Beyond Accuracy: Evaluating Posterior Fidelity of Diffusion Inverse Solvers

Uncertainty evaluation is critical in scientific and engineering inverse problems. However, existing benchmarks on Diffusion Inverse Solvers (DIS) primarily focus on reconstruction accuracy but overlook uncertainty and distributional behavior. Since stochastic inverse solvers represent uncertainty through diffusion-based posterior samples, evaluating how well their generated samples capture the target posterior distribution becomes an important aspect of uncertainty quantification. To address this limitation and better understand the distributional behavior of diffusion samplers, we conduct a systematic study to investigate the posterior fidelity of a broad range of existing DIS methods in controlled simulation settings with a known analytical true posterior.
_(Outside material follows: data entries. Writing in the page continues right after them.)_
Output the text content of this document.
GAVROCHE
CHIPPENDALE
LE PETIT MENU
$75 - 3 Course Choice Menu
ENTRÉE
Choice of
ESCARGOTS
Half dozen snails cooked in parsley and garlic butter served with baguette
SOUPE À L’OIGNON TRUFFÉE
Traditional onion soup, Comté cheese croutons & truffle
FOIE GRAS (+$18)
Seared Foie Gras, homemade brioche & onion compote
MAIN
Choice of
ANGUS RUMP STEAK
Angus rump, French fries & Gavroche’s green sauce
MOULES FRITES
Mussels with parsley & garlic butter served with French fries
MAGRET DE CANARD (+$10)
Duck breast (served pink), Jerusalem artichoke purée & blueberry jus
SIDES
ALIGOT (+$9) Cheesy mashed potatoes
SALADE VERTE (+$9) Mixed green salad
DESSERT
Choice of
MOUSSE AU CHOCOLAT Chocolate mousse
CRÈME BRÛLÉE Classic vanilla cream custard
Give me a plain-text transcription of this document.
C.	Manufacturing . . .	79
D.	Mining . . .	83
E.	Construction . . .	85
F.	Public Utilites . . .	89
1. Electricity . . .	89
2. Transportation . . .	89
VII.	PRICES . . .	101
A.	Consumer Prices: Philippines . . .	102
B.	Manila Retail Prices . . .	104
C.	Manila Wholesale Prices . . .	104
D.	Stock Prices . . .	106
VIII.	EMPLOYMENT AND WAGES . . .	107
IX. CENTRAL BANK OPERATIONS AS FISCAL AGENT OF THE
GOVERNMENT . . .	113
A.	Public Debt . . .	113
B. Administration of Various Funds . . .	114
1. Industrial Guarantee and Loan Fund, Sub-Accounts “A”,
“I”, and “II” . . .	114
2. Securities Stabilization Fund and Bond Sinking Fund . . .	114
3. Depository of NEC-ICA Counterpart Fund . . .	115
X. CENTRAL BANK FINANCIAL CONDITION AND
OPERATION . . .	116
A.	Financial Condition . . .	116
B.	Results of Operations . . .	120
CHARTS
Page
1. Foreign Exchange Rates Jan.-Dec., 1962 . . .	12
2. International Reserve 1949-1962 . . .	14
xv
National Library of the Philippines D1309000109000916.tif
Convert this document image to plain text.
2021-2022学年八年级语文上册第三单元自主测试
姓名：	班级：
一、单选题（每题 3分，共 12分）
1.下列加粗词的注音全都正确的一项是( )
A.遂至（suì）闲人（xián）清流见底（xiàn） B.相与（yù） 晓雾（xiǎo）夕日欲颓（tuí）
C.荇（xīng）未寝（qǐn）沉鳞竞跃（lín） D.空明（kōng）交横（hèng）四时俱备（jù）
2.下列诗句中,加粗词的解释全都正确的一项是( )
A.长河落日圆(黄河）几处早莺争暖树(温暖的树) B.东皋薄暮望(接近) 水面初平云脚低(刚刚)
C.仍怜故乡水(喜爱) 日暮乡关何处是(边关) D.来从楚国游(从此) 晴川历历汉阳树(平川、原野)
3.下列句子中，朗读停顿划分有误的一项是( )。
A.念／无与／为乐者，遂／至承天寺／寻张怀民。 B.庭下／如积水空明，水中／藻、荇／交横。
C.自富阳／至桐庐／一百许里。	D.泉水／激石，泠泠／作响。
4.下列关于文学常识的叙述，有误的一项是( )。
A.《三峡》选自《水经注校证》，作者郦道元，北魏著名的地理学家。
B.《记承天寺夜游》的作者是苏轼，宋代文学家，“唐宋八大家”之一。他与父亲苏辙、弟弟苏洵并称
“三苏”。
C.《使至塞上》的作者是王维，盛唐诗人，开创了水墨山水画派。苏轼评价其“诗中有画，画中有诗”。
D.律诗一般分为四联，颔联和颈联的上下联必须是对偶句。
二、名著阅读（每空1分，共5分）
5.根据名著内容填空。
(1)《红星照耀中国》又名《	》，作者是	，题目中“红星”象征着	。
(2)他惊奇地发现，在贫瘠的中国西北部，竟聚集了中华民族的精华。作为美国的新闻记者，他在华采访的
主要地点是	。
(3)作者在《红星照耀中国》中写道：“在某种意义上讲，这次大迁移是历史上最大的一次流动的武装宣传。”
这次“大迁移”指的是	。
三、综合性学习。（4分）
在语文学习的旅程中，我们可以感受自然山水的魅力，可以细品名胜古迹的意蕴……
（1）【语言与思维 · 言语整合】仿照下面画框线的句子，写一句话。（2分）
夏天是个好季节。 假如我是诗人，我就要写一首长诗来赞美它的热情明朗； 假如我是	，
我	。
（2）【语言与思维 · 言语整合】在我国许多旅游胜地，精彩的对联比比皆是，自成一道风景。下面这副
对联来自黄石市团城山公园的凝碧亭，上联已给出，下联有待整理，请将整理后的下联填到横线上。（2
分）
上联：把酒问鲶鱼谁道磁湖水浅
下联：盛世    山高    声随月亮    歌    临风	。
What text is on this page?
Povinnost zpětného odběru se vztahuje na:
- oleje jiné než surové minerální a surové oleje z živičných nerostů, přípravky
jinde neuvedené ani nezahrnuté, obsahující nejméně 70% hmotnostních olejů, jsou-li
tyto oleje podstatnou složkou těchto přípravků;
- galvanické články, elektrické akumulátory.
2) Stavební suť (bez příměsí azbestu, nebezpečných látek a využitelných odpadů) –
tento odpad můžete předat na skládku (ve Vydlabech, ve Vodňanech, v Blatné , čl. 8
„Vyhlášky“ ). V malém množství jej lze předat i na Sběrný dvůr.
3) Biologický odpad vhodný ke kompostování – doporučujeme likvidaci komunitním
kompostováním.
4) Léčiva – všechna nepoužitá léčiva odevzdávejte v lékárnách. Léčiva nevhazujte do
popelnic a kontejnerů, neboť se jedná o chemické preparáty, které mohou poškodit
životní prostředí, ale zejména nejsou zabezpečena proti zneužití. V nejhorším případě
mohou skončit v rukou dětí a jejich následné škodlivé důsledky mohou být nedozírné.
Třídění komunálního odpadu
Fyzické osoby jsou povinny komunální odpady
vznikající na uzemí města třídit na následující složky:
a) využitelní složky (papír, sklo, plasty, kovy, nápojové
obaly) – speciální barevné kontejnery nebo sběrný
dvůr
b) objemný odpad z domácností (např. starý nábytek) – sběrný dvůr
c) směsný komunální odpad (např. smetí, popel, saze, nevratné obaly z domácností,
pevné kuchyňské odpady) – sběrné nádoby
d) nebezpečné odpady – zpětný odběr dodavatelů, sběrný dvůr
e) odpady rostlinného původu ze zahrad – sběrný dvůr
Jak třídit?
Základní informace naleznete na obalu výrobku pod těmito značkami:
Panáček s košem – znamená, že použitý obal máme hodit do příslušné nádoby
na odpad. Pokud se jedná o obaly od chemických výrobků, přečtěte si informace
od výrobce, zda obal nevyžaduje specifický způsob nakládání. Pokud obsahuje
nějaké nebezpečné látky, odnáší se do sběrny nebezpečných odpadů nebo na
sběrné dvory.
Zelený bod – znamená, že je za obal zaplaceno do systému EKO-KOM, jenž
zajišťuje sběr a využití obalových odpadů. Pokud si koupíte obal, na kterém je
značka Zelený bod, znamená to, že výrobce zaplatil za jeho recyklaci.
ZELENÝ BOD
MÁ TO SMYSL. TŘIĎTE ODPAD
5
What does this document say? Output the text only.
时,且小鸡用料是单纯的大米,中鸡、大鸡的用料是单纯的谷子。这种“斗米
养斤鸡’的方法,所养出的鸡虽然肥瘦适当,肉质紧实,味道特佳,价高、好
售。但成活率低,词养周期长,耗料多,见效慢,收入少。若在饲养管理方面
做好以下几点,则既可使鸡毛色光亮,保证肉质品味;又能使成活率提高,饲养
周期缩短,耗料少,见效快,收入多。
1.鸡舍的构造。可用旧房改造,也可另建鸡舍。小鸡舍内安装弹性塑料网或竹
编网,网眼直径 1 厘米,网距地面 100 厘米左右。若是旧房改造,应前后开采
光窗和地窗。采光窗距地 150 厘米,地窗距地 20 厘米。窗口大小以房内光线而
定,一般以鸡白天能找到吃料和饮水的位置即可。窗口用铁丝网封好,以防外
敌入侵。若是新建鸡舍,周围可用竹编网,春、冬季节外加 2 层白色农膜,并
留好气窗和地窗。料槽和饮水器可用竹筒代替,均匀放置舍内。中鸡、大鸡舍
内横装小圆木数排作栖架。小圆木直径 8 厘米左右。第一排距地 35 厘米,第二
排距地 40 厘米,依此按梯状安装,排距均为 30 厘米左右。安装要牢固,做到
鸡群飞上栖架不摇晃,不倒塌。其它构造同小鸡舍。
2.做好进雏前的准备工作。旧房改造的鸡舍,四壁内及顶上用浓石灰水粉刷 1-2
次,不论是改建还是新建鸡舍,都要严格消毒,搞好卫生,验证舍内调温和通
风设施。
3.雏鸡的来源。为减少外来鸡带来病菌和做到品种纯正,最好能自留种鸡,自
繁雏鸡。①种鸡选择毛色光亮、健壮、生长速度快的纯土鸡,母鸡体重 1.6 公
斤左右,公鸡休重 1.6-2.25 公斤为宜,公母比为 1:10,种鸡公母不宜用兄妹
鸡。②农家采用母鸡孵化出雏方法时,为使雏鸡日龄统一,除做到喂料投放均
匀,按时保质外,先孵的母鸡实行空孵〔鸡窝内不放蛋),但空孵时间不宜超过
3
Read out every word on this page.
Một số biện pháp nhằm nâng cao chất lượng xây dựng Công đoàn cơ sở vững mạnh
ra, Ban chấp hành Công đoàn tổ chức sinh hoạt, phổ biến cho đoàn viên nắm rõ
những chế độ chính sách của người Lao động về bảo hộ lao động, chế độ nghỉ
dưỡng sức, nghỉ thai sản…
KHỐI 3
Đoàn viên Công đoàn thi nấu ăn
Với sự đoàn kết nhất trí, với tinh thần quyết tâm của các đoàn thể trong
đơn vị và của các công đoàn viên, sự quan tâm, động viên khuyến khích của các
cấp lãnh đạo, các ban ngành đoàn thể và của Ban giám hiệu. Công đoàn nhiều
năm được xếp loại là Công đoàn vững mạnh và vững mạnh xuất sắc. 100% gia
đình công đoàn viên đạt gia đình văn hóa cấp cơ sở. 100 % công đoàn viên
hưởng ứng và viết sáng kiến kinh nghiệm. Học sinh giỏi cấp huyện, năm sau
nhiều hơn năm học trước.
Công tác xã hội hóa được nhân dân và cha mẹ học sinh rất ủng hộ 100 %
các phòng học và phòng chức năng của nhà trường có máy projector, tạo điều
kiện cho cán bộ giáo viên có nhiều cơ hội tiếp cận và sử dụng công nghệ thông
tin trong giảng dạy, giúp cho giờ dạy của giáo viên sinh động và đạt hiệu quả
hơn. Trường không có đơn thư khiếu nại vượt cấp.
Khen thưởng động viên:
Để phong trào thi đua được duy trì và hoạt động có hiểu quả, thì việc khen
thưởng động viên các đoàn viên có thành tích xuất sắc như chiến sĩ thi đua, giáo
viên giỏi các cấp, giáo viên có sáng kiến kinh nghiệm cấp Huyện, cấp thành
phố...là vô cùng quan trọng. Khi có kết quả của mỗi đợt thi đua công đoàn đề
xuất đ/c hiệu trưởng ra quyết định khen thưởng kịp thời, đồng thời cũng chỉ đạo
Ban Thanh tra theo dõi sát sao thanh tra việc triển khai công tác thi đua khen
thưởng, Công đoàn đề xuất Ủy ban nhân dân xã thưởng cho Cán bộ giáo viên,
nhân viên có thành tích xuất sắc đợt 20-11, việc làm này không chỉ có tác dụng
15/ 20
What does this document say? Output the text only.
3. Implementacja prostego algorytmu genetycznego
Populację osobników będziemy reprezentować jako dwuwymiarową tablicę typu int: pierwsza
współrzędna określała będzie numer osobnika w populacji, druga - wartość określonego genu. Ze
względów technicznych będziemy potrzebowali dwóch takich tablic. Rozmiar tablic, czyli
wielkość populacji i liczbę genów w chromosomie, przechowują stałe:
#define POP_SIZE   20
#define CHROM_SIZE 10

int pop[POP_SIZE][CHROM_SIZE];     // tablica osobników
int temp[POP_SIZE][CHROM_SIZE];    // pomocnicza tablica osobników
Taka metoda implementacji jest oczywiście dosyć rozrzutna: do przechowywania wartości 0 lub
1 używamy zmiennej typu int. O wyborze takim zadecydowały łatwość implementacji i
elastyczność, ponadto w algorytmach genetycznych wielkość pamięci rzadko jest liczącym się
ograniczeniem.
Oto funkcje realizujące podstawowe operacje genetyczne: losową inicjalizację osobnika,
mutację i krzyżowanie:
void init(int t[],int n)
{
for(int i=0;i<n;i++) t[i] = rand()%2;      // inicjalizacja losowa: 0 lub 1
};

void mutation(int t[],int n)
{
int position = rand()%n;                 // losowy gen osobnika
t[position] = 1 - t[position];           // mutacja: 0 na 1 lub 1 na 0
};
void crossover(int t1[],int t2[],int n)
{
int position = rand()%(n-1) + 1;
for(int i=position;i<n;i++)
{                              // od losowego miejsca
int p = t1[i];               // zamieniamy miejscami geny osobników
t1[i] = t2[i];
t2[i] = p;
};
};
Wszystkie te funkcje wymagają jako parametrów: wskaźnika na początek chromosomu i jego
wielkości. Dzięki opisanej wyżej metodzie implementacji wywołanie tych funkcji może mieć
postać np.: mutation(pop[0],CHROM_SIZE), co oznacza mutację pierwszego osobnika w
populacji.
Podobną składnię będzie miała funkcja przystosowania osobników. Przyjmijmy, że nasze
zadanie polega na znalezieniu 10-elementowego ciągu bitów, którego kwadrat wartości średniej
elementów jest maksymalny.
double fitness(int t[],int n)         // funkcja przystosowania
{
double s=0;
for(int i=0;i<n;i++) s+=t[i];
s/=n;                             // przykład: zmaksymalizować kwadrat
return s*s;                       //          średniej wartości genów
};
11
Furthermore, to enable posterior-aware evaluation on real-world inverse problems where ground-truth posterior is unavailable, we propose score-based Kernel Stein Discrepancy (score-KSD), a theoretically-grounded and ground-truth-free metric that measures the consistency of the distribution of generated samples from a DIS method with the target posterior score field, induced by the forward model and learned diffusion prior. Through both simulation experiments and real-world inverse problem solving, we validate the effectiveness of the proposed score-KSD and demonstrate that it provides meaningful posterior fidelity diagnostics beyond reconstruction accuracy, revealing that higher reconstruction accuracy does not necessarily imply better posterior consistency.